August 22, 2011 — Imec and Holst Centre have developed an ultra-low-power readout ASIC for capacitive micro and nano electro mechanical system (MEMS/NEMS) sensors. While most available readout chips are customized to particular sensors, this architecture can interface with various MEMS/NEMS devices without draining power.

The system reads accelerometers and strain sensors in a half-bridge configuration, with gain controlled by integrating pulses from the excitation voltage, controlling the signal-to-noise (SNR) ratio. The system has also been designed to cancel residual motion artifacts.

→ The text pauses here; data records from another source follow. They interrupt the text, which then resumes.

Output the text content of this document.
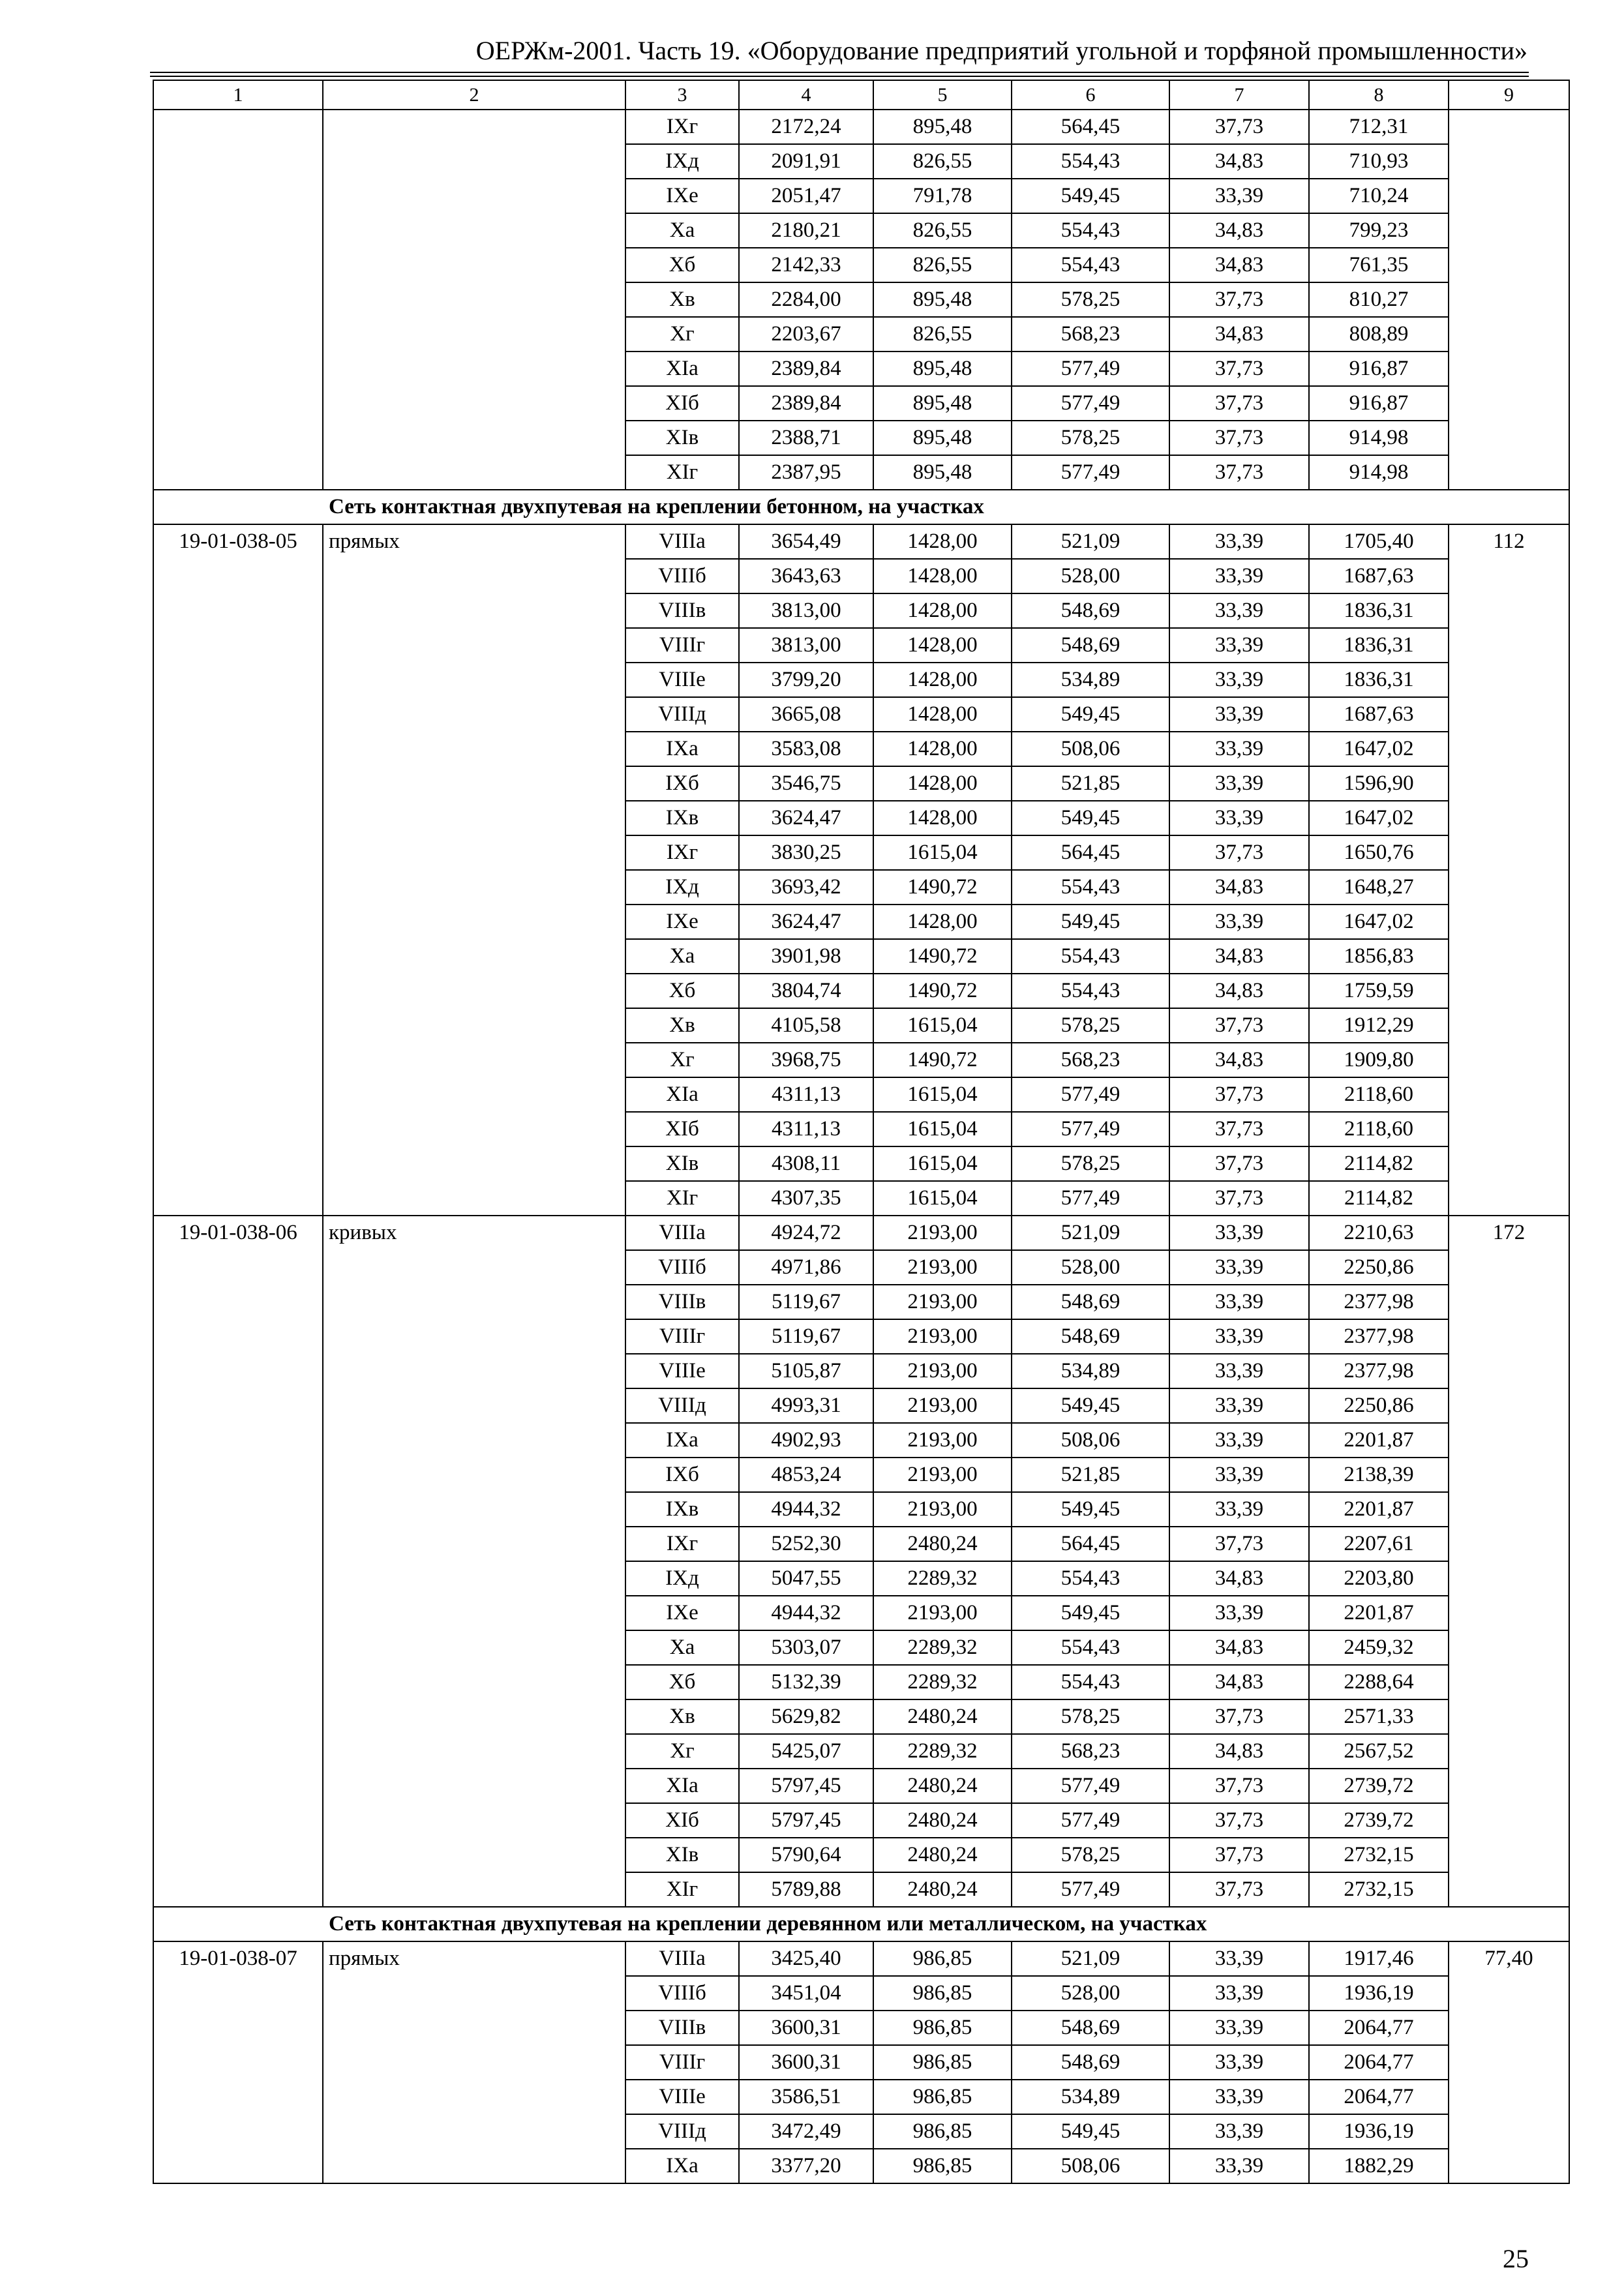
ОЕРЖм-2001. Часть 19. «Оборудование предприятий угольной и торфяной промышленности»
1	2	3	4	5	6	7	8	9
		IXг	2172,24	895,48	564,45	37,73	712,31	
		IXд	2091,91	826,55	554,43	34,83	710,93	
		IXе	2051,47	791,78	549,45	33,39	710,24	
		Xа	2180,21	826,55	554,43	34,83	799,23	
		Xб	2142,33	826,55	554,43	34,83	761,35	
		Xв	2284,00	895,48	578,25	37,73	810,27	
		Xг	2203,67	826,55	568,23	34,83	808,89	
		XIа	2389,84	895,48	577,49	37,73	916,87	
		XIб	2389,84	895,48	577,49	37,73	916,87	
		XIв	2388,71	895,48	578,25	37,73	914,98	
		XIг	2387,95	895,48	577,49	37,73	914,98	
Сеть контактная двухпутевая на креплении бетонном, на участках								
19-01-038-05	прямых	VIIIа	3654,49	1428,00	521,09	33,39	1705,40	112
		VIIIб	3643,63	1428,00	528,00	33,39	1687,63	
		VIIIв	3813,00	1428,00	548,69	33,39	1836,31	
		VIIIг	3813,00	1428,00	548,69	33,39	1836,31	
		VIIIе	3799,20	1428,00	534,89	33,39	1836,31	
		VIIIд	3665,08	1428,00	549,45	33,39	1687,63	
		IXа	3583,08	1428,00	508,06	33,39	1647,02	
		IXб	3546,75	1428,00	521,85	33,39	1596,90	
		IXв	3624,47	1428,00	549,45	33,39	1647,02	
		IXг	3830,25	1615,04	564,45	37,73	1650,76	
		IXд	3693,42	1490,72	554,43	34,83	1648,27	
		IXе	3624,47	1428,00	549,45	33,39	1647,02	
		Xа	3901,98	1490,72	554,43	34,83	1856,83	
		Xб	3804,74	1490,72	554,43	34,83	1759,59	
		Xв	4105,58	1615,04	578,25	37,73	1912,29	
		Xг	3968,75	1490,72	568,23	34,83	1909,80	
		XIа	4311,13	1615,04	577,49	37,73	2118,60	
		XIб	4311,13	1615,04	577,49	37,73	2118,60	
		XIв	4308,11	1615,04	578,25	37,73	2114,82	
		XIг	4307,35	1615,04	577,49	37,73	2114,82	
19-01-038-06	кривых	VIIIа	4924,72	2193,00	521,09	33,39	2210,63	172
		VIIIб	4971,86	2193,00	528,00	33,39	2250,86	
		VIIIв	5119,67	2193,00	548,69	33,39	2377,98	
		VIIIг	5119,67	2193,00	548,69	33,39	2377,98	
		VIIIе	5105,87	2193,00	534,89	33,39	2377,98	
		VIIIд	4993,31	2193,00	549,45	33,39	2250,86	
		IXа	4902,93	2193,00	508,06	33,39	2201,87	
		IXб	4853,24	2193,00	521,85	33,39	2138,39	
		IXв	4944,32	2193,00	549,45	33,39	2201,87	
		IXг	5252,30	2480,24	564,45	37,73	2207,61	
		IXд	5047,55	2289,32	554,43	34,83	2203,80	
		IXе	4944,32	2193,00	549,45	33,39	2201,87	
		Xа	5303,07	2289,32	554,43	34,83	2459,32	
		Xб	5132,39	2289,32	554,43	34,83	2288,64	
		Xв	5629,82	2480,24	578,25	37,73	2571,33	
		Xг	5425,07	2289,32	568,23	34,83	2567,52	
		XIа	5797,45	2480,24	577,49	37,73	2739,72	
		XIб	5797,45	2480,24	577,49	37,73	2739,72	
		XIв	5790,64	2480,24	578,25	37,73	2732,15	
		XIг	5789,88	2480,24	577,49	37,73	2732,15	
Сеть контактная двухпутевая на креплении деревянном или металлическом, на участках								
19-01-038-07	прямых	VIIIа	3425,40	986,85	521,09	33,39	1917,46	77,40
		VIIIб	3451,04	986,85	528,00	33,39	1936,19	
		VIIIв	3600,31	986,85	548,69	33,39	2064,77	
		VIIIг	3600,31	986,85	548,69	33,39	2064,77	
		VIIIе	3586,51	986,85	534,89	33,39	2064,77	
		VIIIд	3472,49	986,85	549,45	33,39	1936,19	
		IXа	3377,20	986,85	508,06	33,39	1882,29	
25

The readout architecture has the lowest reported equivalent acceleration noise level and the highest bandwidth, Imec states, offering SNR, bandwidth, and power tradeoffs. The team achieved a figure-of-merit of 4.41×10-20 F√(W/Hz) for a sensor range of ±2.0g and ±20,000με over a 100Hz bandwidth. The readout chip handles sensors with different sensitivities, offsets and mismatch via modifications to timing and duty cycle of the excitation pulses.

"Innovative, flexible and power-efficient readout architectures," which read signals from a wide range of capacitive devices (such as accelerometers and strain sensors with different actuation voltages, sensitivities and resolutions), enable MEMS use in building-monitoring networks for seismic-active areas, among other uses where various sensors operate on restricted power sources, Imec reports. Resolution requirements can be 1mg and 10με for the accelerometer and strain sensor respectively, and a range of ±2.0g and ±20,000με over a 100Hz bandwidth.

The ASIC was fabricated on TSMC 0.25μm CMOS with metal-insulator-metal capacitors. Total power consumption of the 3 channels is 15μW. The clock and excitation voltages for the sensors are external.